Se há partido que se pode vangloriar de uma vitória peremptória nas recentes eleições autárquicas, é o PSD. Todos os outros, com mais ou menos ganhos, não têm motivos para grandes festejos. No entanto, quer na noite das eleições, quer nos dias que se seguiram, não faltaram líderes partidários e comentadores a contabilizarem vitórias, num engenhoso exercício matemático. Há, entretanto, um outro balanço que importa aqui assinalar, e que tem a ver com os posicionamentos políticos à direita e à esquerda.
Tem sido curiosa a forma como o comentariado tem recorrido a alguns epítetos para classificar algumas destacadas figuras da política nacional. Se nalguns casos me parecem acertados, noutros são claramente exagerados e facciosos, com o claro propósito de debilitar ou mesmo aniquilar adversários políticos.
Sobre o posicionamento ideológico do Chega, do seu discurso xenófobo, de incentivo ao ódio, contra a Constituição, contra o regime e por aí adiante, o termo “radical” aplica-se-lhe bem, não por exagero, mas até por defeito. Nenhum outro partido encaixa neste perfil. Estudem os movimentos de extrema-direita ao longo da História, da sua ascensão ao poder e das consequências tenebrosas da sua governação nas sociedades que as viveram. O quadro não é bonito. Mas ainda há quem tenha (outros não) dúvidas e que insista em dourar a pílula. Faz lembrar a fábula do “não é não”.
Têm sido várias as vozes que amiúde têm apelidado de radical, quem simplesmente defende políticas que visam combater a discriminação e as desigualdades sociais, e a melhorar os serviços públicos e o bem-estar dos cidadãos. Entre outros, são exemplos visados o ex-secretário-geral do PS, Pedro Nuno Santos ou a ex-deputada Alexandra Leitão. Esta, tantas vezes designada por uma facção da comunicação social como líder de uma “frente esquerdista”, candidata à Câmara Municipal de Lisboa. Curiosamente, João Ferreira, candidato à mesma câmara pelo PCP, mereceu as maiores loas por parte dos mesmos! Não porque não as merecesse, mas porque foram estrategicamente hipócritas.
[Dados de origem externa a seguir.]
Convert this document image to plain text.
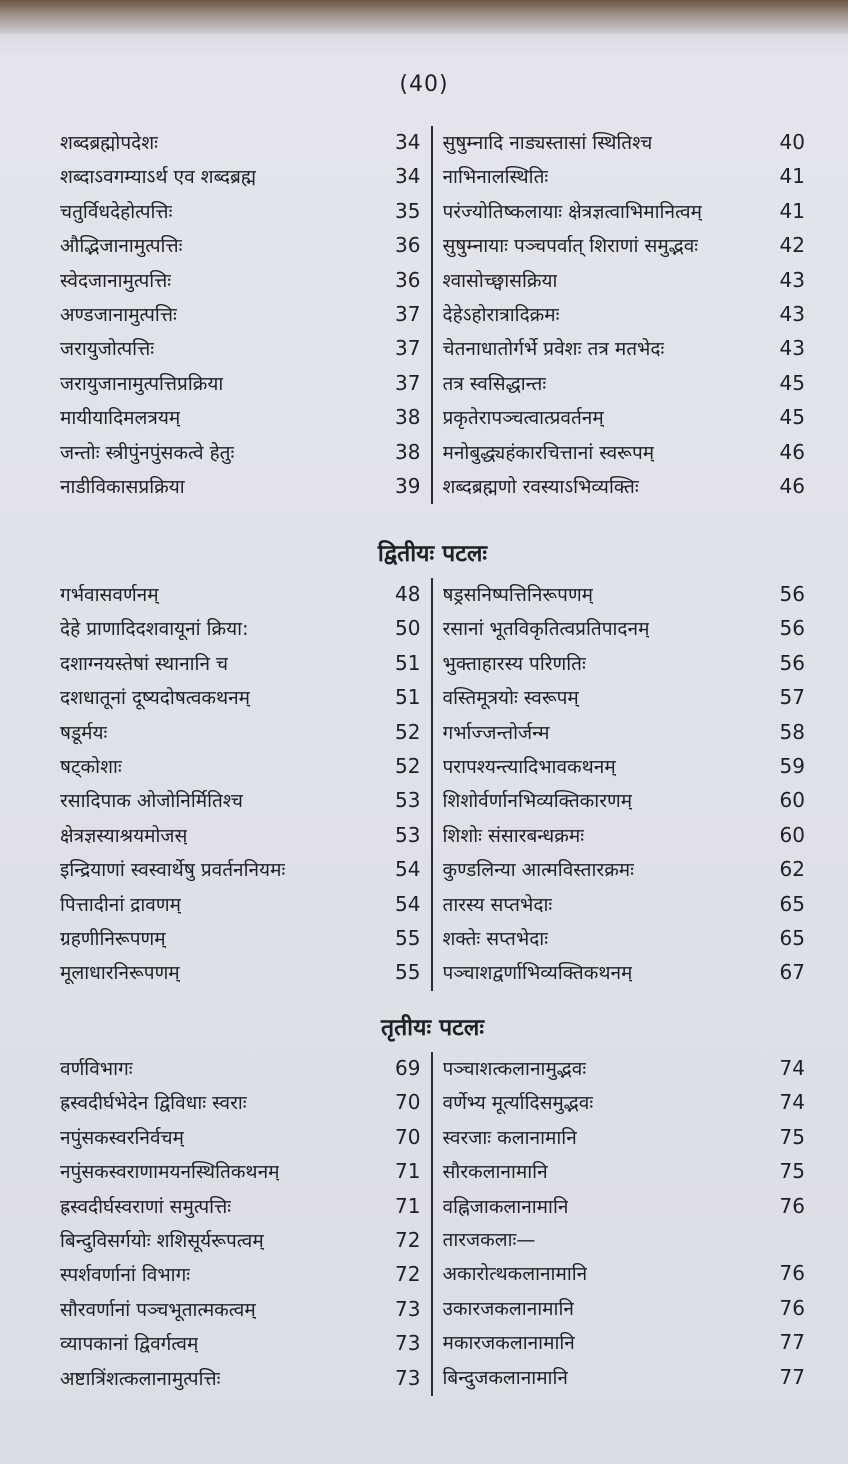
(40)
शब्दब्रह्मोपदेशः	34
शब्दाऽवगम्याऽर्थ एव शब्दब्रह्म	34
चतुर्विधदेहोत्पत्तिः	35
औद्भिजानामुत्पत्तिः	36
स्वेदजानामुत्पत्तिः	36
अण्डजानामुत्पत्तिः	37
जरायुजोत्पत्तिः	37
जरायुजानामुत्पत्तिप्रक्रिया	37
मायीयादिमलत्रयम्	38
जन्तोः स्त्रीपुंनपुंसकत्वे हेतुः	38
नाडीविकासप्रक्रिया	39
सुषुम्नादि नाड्यस्तासां स्थितिश्च	40
नाभिनालस्थितिः	41
परंज्योतिष्कलायाः क्षेत्रज्ञत्वाभिमानित्वम्	41
सुषुम्नायाः पञ्चपर्वात् शिराणां समुद्भवः	42
श्वासोच्छ्वासक्रिया	43
देहेऽहोरात्रादिक्रमः	43
चेतनाधातोर्गर्भे प्रवेशः तत्र मतभेदः	43
तत्र स्वसिद्धान्तः	45
प्रकृतेरापञ्चत्वात्प्रवर्तनम्	45
मनोबुद्ध्यहंकारचित्तानां स्वरूपम्	46
शब्दब्रह्मणो रवस्याऽभिव्यक्तिः	46
द्वितीयः पटलः
गर्भवासवर्णनम्	48
देहे प्राणादिदशवायूनां क्रिया:	50
दशाग्नयस्तेषां स्थानानि च	51
दशधातूनां दूष्यदोषत्वकथनम्	51
षडूर्मयः	52
षट्कोशाः	52
रसादिपाक ओजोनिर्मितिश्च	53
क्षेत्रज्ञस्याश्रयमोजस्	53
इन्द्रियाणां स्वस्वार्थेषु प्रवर्तननियमः	54
पित्तादीनां द्रावणम्	54
ग्रहणीनिरूपणम्	55
मूलाधारनिरूपणम्	55
षड्रसनिष्पत्तिनिरूपणम्	56
रसानां भूतविकृतित्वप्रतिपादनम्	56
भुक्ताहारस्य परिणतिः	56
वस्तिमूत्रयोः स्वरूपम्	57
गर्भाज्जन्तोर्जन्म	58
परापश्यन्त्यादिभावकथनम्	59
शिशोर्वर्णानभिव्यक्तिकारणम्	60
शिशोः संसारबन्धक्रमः	60
कुण्डलिन्या आत्मविस्तारक्रमः	62
तारस्य सप्तभेदाः	65
शक्तेः सप्तभेदाः	65
पञ्चाशद्वर्णाभिव्यक्तिकथनम्	67
तृतीयः पटलः
वर्णविभागः	69
ह्रस्वदीर्घभेदेन द्विविधाः स्वराः	70
नपुंसकस्वरनिर्वचम्	70
नपुंसकस्वराणामयनस्थितिकथनम्	71
ह्रस्वदीर्घस्वराणां समुत्पत्तिः	71
बिन्दुविसर्गयोः शशिसूर्यरूपत्वम्	72
स्पर्शवर्णानां विभागः	72
सौरवर्णानां पञ्चभूतात्मकत्वम्	73
व्यापकानां द्विवर्गत्वम्	73
अष्टात्रिंशत्कलानामुत्पत्तिः	73
पञ्चाशत्कलानामुद्भवः	74
वर्णेभ्य मूर्त्यादिसमुद्भवः	74
स्वरजाः कलानामानि	75
सौरकलानामानि	75
वह्निजाकलानामानि	76
तारजकलाः—
अकारोत्थकलानामानि	76
उकारजकलानामानि	76
मकारजकलानामानि	77
बिन्दुजकलानामानि	77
Como sublinha Ana Fernandes, vocalista dos Capicua, “o neoliberalismo vigente tornou démodés os valores que a esquerda defende (a ideia de bem comum, a importância da igualdade, o dever de solidariedade humana, a universalidade de acesso aos bens e serviços básicos) privilegiando a competição e a não cooperação e pondo a ambição individual […] acima da sobrevivência colectiva (…)”. (JN, 14/10/2025)
Pressionados mais à sua direita e em clara disputa, PSD e CDS têm vindo paulatinamente a incorporar algumas das bandeiras do Chega. Por arrasto, também no PS alguns parecem ter descoberto a fórmula para recuperar ou manter eleitorado. Veja-se o exemplo do autarca de Loures, Ricardo Leão, que não se coibiu de atacar os mais desprotegidos para ter ganhos eleitorais. Aliás, juntamente com José Luís Carneiro ou António José Seguro, ambos têm tido um apoio, mais ou menos disfarçado, do aparelho comunicacional de direita. Estes dois são até designados de “moderados”, entenda-se, dóceis, alinhados com o mainstream. Luís Carneiro compromete-se em tudo fazer para evitar crises políticas, adoptando uma postura de colaboração, amaciando o seu papel e dever de oposição e de escrutínio da governação de Luís Montenegro. Anuncia uma “abstenção exigente” no Orçamento! O que é isso?! Para Pacheco Pereira, este é o resultado de uma vitória táctica da direita, ao fazer o PS interiorizar uma suposta crise dos socialistas. Como diz, “a ideia de que o PS tem perdido por causa de uma sua putativa radicalização e esquerdização entrou no lugar-comum, mas está longe de ser verdadeira.” (Público, 18/10/2025)
O PS tem de olhar, sim, para dentro e ouvir as vozes que querem simplesmente recuperar a sua matriz humanista e progressista, ou se preferirmos, social-democrata, e tornar-se numa oposição responsável, mas firme no combate àqueles que brandem as bandeiras discursivas e programáticas contra a igualdade de género, a diversidade cultural, os curricula escolares, contra uma distribuição equilibrada dos rendimentos, os direitos laborais, que pretendem, enfim, debilitar ainda mais o Estado Social.